Q: How does AI help with both volume and quality of ideas?
A: There’s been an explosion in data availability. No one can realistically go through thousands of alternative datasets, many of which are unstructured.
Previously, a researcher had to manually figure out how to handle all the alternative datasets, which took a long time and many steps are repetitive. LLM-based agentic workflow provides an opportunity to automate those tasks and help systematic teams to process information at much higher volume.
On quality of idea generation, think about a “researcher” that has effectively read every paper, article, and public code base. You’d want to hire that person immediately. But in reality, that person wouldn’t understand your institutional environment or what good quant research looks like. That’s where AlphaGPT comes in. It combines the raw capability of language models with our institutional context to ensure high quality idea generation.
Q: How do AI-generated ideas compare to human research?
A: We tested this by having the model redo research on datasets we already analyzed. It’s much faster, and it also surfaced ideas we hadn’t considered, which is great.
If you didn’t know whether a signal came from AI or a human, you probably couldn’t tell. The main difference is formatting. The AI output is more consistent.
That said, a lot of nuanced research still requires deep market understanding, judgment, and intuition. We’re not at the point where models can fully replace that.
Q: How does the human oversight process work for AI-generated signals?
A: Our view is that AI isn’t a silver bullet, especially in noisy financial markets. Every idea must be hypothesis-driven, with a clear economic rationale. Once you start backtesting, you can’t change the hypothesis without risking data mining.
AI follows the same rules. It has to state its hypothesis, explain why it makes sense, and stick to it. Flipping a signal after seeing results isn’t allowed for humans or AI.
Humans stay in the loop throughout. We review every step, and developers inspect the code line by line before implementation.
Q: What happens after a signal is approved?
A: If the signal passes all evaluation thresholds from the investment committee, it goes into live trading. Then there's a whole suite of monitoring tools comparing live performance to research results and tracking expected decay.
Q: What are the resource constraints and costs involved?
A: In the past, a limited number of researchers ran signals. Now you potentially need massive internal computation. Existing tools weren’t built for that scale.
Token costs from model APIs add up quickly. We intentionally embed a lot of institutional context, which increases usage. The bills are large, and remain a core considerations for us to continue improving our infrastructure and agentic workflows.
Q: How do you manage costs?
A: We built dashboards specifically to monitor the cost of doing research. Our tech stack was rebuilt relatively recently—less than ten years ago, everything in Python—which has been a big enabler. But even that infrastructure needs to be improved for AI agents running at this scale.
Q: Is AlphaGPT built at the application layer or does it involve training custom models?
A: It’s built at the application layer. We haven’t hit the limits of frontier models yet. Some tasks may eventually require fine-tuning or custom models, but the base models keep improving. It’s an ongoing discussion.
Q: How do you see AI changing the nature of work going forward?

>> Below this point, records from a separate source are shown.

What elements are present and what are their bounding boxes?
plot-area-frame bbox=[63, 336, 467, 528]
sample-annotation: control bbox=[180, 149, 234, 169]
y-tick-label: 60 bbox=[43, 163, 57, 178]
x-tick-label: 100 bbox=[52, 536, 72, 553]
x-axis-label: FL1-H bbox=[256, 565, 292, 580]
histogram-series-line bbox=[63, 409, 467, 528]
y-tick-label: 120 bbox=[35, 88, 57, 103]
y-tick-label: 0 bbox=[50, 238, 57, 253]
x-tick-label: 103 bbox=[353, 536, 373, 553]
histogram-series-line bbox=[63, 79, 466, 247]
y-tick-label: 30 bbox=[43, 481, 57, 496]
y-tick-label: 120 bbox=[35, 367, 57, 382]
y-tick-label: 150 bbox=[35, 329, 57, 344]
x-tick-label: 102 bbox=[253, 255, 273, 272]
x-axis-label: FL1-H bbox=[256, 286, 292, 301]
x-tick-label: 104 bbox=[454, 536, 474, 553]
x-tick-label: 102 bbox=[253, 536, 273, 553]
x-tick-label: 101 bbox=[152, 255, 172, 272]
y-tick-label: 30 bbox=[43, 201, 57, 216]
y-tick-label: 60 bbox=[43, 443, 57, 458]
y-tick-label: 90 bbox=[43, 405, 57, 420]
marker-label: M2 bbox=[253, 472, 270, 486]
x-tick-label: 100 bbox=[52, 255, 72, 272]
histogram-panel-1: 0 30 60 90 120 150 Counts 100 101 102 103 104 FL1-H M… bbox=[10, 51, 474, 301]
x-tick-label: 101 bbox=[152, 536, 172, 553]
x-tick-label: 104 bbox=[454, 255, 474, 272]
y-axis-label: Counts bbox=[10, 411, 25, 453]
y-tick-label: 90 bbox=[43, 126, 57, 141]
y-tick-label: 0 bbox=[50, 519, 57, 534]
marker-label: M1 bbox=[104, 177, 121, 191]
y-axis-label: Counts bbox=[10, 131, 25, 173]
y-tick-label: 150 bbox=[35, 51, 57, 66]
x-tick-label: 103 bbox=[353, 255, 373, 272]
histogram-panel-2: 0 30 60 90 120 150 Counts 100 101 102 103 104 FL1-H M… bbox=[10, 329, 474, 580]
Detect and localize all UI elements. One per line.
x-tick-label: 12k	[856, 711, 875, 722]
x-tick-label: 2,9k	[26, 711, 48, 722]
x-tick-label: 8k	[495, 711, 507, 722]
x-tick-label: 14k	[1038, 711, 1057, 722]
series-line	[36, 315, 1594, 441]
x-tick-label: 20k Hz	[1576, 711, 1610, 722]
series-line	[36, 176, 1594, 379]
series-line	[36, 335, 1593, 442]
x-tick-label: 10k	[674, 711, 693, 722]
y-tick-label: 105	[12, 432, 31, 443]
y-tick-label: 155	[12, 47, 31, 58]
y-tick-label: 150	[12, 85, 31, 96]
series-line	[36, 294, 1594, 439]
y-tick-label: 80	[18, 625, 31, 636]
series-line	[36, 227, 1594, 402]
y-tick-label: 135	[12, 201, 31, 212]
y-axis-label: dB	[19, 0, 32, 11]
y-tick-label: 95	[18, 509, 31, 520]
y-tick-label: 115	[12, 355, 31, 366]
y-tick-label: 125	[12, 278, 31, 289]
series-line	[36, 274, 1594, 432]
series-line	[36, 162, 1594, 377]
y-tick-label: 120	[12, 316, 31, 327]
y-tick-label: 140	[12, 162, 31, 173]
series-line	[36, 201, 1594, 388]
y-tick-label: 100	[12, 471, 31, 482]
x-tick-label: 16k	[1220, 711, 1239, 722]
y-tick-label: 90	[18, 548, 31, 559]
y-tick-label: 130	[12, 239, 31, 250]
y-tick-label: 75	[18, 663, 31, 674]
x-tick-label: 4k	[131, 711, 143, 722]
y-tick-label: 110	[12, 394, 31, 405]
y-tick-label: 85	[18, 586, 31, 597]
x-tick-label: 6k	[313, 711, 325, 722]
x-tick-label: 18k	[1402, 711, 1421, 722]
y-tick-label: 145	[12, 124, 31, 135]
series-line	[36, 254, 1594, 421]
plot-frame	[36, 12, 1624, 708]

A: Knowing how to ask the right questions, think critically, and choose the right framework matters more than pure implementation.
As automation increases, mechanical work becomes less valuable. The real advantage is in learning faster, connecting ideas, and thinking at a higher level. People who adopt AI well are learning at a pace that wasn’t possible before.
Q: What has been the biggest surprise?
A: That we’re even able to do this today. We’re probably underestimating how much this technology will change our lives in systematic research.